No idea, but that's dope...I'd buy it. In fact, if you don't, please PM me their info. so I can look into it. Thanks.


----------



## Nivek (Jan 24, 2008)

My guess would be the ET cause I think thats their most popular model.


----------



## v-verb (Feb 1, 2009)

I would buy the damn thing too - very cool!!


----------



## Boosted7 (Jan 13, 2010)

Just got an email from Mr.B stating that it's similar shape and flex to the 2010 Evil Twin Classic.

I'm actually posting it for sale in the buy/sell if anyone's interested.

http://www.snowboardingforum.com/bu...nt/31175-fs-2010-bataleon-tbt-test-board.html

I ended up buying this test board, as well as the 2011 New Evil Twin the following day, so decided to sell it.


----------



## Triple8Sol (Nov 24, 2008)

So you bought it to flip it? Weak.


----------



## Boosted7 (Jan 13, 2010)

Nah, I'm selling it for the exact same that I bought it for.

I was worried it was based off the Airobic, since the demo board doesn't state anywhere on it that it's based off the Evil Twin. I wanted the Evil Twin, so I bought that.

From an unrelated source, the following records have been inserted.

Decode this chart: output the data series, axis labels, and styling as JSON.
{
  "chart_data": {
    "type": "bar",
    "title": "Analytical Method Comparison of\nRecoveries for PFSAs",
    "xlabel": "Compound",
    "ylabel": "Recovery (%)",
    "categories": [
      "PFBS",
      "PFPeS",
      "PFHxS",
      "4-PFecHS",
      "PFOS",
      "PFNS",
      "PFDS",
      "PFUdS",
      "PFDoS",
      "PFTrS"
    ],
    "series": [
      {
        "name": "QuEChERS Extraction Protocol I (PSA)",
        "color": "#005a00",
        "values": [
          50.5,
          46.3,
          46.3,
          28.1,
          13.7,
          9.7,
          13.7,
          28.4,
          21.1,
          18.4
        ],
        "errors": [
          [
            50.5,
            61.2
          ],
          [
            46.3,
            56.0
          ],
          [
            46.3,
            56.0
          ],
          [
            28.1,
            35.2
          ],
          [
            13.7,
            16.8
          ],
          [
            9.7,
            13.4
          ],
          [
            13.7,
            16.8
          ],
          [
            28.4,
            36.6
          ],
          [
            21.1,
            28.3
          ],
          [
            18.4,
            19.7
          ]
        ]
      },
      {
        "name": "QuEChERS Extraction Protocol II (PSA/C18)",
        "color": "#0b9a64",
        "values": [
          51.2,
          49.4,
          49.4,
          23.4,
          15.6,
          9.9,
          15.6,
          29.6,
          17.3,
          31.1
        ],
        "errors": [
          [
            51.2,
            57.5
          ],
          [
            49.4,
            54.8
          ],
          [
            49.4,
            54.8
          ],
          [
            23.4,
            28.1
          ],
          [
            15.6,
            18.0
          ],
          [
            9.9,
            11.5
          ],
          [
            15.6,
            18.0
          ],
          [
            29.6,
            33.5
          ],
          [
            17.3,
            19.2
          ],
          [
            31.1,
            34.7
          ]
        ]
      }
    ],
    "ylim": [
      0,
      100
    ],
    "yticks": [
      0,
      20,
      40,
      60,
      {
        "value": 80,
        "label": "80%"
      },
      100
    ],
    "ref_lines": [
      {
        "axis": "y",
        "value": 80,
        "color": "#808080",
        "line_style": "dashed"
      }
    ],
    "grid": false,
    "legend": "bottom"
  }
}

Got confirmation from Mr.B that it was based off the Evil Twin Classic, so now I have 2 lol.


----------



## oldlady (Jan 11, 2010)

Hoarder! :laugh:


----------



## v-verb (Feb 1, 2009)

oldlady said:


> Hoarder! :laugh:


I've got 3 Bataleons now - wonder what that makes me?:laugh:


----------



## skip11 (Jan 28, 2010)

Man I wish I had some money right now, I also live in Vancouver and that board looks so damn appealing


----------



## Triple8Sol (Nov 24, 2008)

v-verb said:


> I've got 3 Bataleons now - wonder what that makes me?:laugh:


Someone who appreciates a dope board with some truly unique tech! I've owned nearly a dozen in the last couple seasons, so I can def relate haha.


----------